Art fairs now are a dime a dozen in cities around the world but geniune art festivals, places where artists make work for the privilege of creative engagement— not so much. Where does this take place? The High Desert, the expansive, under- populated regions around Palm Springs.
This is, I believe, the biggest congregation to date. Desert X launched the season in February over 198 miles stretching from the western edge of Palm Springs to the Salton Sea. Neville Wakefield, curator of the 2017 debut as well as this version, selected wisely. Major pieces by well-recognized artists provide the draw: Sterling Ruby’s glowing blood orange rectangular cuboid could be seen from the 111 Freeway and attracted crowds easily.
Nancy Baker-Cahill invented an augmented reality program that brought people from far afield to stand in the middle of the desert to look at the landscape with added bursts of her own color. Her work acknowledges yet intervenes with what we all know, that the nature now is experienced digitally on your iphone.
A different sort of intervention is more problematic: vandalism. The fabric on Eric N. Mack’s sculpture was stolen. The piece no longer exists. I watched a small child repeatedly kick the flawless inviting surface of Ruby’s sculpture while his mother looked on, eventually saying, “It’s not nice to kick art.”
Organizers try to involve the communities but clearly there are some who are less than welcoming to well-heeled outsiders, artists or viewers, who treat their neighborhoods as curiosities. As a result, two works have been removed but the rest remain through April 21.
This is only the second year of Desert X and the first to venture all the way to the Salton Sea where it is possible to see works in the mischievously titled Bombay Beach Bienniale,which is actually held annually. Privately funded and organized by Stefan Ashkenazy, Lily White and Tao Ruspoli, in some ways it is the most interesting of the events.
Welcoming visitors with a broken ferris wheel that has only one seat and a Showtime sign, many of the small houses and mobile homes around Bombay Beach, at the southern tip of the massive inland lake, have been transformed by artists such as Greg Haberny, Timothy Uriah Steele and James Ostrer, who created a wild performance hall and installation of his own photographs. Yassi Mazandi’s giant white flower sculpture is backed by a MRI-derived digial projection.
Kathy Suder’s photographs of the homeless and illuminated field of small tents titled Everybody is Somebody.

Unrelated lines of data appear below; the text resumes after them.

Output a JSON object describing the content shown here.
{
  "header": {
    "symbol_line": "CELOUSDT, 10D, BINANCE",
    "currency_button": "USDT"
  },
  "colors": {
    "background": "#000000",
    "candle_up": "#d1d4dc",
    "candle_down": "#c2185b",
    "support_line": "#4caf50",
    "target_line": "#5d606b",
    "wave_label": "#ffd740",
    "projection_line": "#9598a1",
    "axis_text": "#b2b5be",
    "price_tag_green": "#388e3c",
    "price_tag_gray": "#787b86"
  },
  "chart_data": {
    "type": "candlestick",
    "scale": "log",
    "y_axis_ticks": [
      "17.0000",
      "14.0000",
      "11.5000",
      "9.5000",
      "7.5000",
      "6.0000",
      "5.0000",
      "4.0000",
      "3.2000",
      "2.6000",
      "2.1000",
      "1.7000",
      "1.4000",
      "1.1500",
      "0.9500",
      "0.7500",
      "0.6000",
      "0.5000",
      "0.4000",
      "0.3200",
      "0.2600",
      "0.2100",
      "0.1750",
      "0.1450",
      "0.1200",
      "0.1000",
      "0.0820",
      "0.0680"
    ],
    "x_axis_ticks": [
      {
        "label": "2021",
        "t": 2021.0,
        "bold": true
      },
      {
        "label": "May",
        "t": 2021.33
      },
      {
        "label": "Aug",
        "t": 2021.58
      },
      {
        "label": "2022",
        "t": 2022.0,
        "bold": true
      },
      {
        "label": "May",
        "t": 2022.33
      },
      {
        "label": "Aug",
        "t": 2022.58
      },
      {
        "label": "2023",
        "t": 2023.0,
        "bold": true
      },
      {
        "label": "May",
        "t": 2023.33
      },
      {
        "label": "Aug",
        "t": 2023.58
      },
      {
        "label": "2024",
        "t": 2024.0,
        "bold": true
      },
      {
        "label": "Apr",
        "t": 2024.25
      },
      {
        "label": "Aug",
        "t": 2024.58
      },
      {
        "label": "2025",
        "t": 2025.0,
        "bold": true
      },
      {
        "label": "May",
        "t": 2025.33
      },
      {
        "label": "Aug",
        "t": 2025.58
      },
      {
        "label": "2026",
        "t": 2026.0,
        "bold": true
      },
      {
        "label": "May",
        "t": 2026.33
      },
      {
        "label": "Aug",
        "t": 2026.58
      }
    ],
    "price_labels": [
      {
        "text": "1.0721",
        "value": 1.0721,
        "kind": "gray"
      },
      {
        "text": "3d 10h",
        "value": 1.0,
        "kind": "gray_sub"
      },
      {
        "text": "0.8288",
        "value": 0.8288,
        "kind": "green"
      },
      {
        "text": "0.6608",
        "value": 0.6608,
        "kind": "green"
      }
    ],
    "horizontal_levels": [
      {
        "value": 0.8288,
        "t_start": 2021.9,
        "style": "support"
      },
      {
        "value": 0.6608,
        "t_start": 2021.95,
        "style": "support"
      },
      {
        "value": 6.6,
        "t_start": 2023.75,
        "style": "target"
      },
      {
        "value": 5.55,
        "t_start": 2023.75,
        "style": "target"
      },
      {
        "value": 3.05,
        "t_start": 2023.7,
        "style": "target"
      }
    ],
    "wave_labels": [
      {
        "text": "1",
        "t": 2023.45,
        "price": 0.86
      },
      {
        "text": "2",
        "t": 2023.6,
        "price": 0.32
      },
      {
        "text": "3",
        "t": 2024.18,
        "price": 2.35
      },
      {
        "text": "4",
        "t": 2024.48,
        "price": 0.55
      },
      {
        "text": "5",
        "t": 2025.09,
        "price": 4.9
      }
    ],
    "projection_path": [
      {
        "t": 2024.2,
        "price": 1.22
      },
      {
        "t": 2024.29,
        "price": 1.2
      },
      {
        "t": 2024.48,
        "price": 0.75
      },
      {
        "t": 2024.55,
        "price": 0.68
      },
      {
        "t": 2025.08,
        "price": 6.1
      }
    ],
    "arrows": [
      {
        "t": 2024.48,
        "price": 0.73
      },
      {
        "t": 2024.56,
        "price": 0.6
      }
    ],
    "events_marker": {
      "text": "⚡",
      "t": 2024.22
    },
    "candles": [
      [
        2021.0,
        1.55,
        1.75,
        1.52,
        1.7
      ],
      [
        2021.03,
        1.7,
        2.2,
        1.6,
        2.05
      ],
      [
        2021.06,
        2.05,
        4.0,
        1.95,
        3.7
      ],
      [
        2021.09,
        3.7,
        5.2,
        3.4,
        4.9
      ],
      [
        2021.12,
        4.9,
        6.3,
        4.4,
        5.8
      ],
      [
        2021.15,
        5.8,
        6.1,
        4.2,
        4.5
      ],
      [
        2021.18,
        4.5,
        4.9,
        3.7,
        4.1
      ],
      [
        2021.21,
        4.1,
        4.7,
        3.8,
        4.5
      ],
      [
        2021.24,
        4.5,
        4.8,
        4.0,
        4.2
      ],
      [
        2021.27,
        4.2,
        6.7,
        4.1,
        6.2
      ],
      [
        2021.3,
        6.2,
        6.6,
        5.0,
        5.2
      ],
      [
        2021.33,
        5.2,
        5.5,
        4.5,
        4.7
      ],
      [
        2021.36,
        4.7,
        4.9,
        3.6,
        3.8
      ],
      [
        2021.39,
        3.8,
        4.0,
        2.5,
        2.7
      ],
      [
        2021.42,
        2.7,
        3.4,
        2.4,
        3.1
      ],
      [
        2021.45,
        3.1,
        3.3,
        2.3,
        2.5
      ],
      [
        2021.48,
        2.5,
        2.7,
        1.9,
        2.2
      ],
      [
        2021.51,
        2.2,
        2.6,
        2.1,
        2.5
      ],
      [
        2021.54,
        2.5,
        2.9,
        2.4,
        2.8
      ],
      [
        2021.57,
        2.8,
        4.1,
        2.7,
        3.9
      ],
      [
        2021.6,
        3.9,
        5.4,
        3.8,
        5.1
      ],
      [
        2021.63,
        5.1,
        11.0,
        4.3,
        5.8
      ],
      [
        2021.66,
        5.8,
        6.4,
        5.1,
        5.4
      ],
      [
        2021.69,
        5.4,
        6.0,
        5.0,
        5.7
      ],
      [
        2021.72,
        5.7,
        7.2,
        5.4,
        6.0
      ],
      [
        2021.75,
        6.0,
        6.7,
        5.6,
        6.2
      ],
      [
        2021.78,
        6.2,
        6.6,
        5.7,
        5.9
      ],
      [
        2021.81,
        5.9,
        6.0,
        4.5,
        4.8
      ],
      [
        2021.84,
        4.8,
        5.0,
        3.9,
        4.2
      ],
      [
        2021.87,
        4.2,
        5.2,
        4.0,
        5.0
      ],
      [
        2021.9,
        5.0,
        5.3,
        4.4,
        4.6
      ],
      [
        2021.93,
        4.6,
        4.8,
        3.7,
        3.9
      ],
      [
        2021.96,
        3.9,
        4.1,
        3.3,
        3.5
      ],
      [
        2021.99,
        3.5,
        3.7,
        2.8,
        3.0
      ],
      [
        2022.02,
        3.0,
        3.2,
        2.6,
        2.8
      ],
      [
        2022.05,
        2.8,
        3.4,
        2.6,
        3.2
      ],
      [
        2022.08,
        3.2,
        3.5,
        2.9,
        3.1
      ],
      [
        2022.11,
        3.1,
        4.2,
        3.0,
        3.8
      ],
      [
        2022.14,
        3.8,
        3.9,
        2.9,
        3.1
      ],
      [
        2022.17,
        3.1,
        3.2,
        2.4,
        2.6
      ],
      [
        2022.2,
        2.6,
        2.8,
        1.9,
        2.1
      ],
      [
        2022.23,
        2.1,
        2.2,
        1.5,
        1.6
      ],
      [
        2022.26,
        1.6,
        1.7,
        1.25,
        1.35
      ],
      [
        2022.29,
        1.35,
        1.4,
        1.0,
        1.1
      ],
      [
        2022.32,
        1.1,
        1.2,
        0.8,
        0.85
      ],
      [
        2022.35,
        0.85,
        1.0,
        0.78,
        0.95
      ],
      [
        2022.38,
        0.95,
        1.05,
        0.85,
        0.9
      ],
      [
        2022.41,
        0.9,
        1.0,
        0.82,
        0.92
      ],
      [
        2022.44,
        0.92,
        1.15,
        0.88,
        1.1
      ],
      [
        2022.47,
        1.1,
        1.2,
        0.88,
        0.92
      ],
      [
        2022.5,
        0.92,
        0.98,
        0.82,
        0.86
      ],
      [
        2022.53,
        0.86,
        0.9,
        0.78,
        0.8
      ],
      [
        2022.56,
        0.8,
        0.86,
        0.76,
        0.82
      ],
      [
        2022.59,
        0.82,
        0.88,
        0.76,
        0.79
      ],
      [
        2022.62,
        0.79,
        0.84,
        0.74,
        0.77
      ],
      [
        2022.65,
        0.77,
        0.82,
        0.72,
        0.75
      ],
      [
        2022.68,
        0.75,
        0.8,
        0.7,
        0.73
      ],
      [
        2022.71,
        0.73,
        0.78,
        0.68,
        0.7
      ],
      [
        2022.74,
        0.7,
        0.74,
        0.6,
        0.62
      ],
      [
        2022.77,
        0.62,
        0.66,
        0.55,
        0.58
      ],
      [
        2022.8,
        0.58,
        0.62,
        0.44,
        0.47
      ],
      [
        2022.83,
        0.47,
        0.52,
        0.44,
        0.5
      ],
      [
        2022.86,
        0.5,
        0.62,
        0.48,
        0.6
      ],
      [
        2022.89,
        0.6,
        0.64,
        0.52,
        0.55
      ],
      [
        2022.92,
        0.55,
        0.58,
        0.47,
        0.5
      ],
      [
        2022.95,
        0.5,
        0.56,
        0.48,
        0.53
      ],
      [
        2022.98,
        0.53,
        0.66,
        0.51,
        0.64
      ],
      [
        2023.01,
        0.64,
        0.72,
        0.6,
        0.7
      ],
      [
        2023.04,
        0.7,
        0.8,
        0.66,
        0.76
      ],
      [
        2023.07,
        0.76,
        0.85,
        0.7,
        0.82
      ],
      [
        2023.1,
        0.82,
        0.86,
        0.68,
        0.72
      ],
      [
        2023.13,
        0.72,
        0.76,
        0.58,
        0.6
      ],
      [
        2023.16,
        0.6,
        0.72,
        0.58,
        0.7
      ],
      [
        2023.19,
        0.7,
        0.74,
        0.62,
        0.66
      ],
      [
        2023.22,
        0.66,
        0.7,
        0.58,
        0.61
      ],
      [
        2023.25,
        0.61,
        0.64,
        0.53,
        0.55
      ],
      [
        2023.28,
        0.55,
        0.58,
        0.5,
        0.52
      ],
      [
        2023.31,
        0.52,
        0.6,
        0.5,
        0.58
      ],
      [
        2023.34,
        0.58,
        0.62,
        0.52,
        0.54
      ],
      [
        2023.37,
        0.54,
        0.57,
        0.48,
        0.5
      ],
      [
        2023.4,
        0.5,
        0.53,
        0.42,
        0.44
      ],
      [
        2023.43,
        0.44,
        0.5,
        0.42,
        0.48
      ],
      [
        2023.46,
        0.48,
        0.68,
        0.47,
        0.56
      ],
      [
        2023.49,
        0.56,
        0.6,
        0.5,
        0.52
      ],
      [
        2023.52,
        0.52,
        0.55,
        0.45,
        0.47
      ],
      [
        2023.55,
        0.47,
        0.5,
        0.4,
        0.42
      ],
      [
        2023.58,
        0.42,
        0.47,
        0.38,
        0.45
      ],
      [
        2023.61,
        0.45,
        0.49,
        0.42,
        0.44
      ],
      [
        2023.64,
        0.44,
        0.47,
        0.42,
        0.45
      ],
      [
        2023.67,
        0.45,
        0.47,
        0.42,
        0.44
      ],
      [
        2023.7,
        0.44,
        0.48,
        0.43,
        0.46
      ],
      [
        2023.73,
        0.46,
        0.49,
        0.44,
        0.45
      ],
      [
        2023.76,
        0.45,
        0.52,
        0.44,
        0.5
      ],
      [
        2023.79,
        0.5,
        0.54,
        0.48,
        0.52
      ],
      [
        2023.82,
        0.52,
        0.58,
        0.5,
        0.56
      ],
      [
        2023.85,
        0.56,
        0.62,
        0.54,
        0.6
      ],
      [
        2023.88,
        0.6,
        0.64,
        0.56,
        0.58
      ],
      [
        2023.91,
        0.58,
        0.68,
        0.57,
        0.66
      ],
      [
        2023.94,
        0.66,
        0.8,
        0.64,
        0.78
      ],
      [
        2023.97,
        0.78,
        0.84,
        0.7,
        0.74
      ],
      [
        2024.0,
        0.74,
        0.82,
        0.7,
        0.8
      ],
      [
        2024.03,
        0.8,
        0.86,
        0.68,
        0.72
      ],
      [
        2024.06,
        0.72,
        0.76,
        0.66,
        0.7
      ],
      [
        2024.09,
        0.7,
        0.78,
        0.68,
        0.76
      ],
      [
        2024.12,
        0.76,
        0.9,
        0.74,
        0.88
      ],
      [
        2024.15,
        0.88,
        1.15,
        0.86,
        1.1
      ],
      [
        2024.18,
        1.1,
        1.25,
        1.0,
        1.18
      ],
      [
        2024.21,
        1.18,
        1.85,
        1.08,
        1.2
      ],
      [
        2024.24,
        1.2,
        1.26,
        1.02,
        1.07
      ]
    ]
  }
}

Little of this would have evolved without the success of the Coachella Valley Music Festival, now in its 20th year, which has been adding to its roster of giant art experiences such as the tower of light, Spectra, by New Substance.
There is some overlap. Two pieces by Randy Polumbo, including the marvelous dystopian Lodestar, previously at Coachella, are now on view at Bombay Beach. bombaybeachbiennale.org . This is also the weekend of the Joshua Treenial, a gathering to the north of the area organized by Bernard Leibov of BoxoHOUSE with curator KJ Baysa.
Art Queen, High Desert Test Sites and other cultural partners are involved with these events, notably The Integratron, where performances take place from 7 p.m.on Saturday. An extension of Desert X, this year’s show, Paradise::Parallax with two dozen artists, is ONLY on view this weekend, April 12-14.
Much of the work draws attention to the environment and ecology, most importantly the preservation of the Salton Sea. This weekend offers a uniquely Southern California art scene in the High Desert complete with wild flowers and warm weather, enjoyable with or without the music.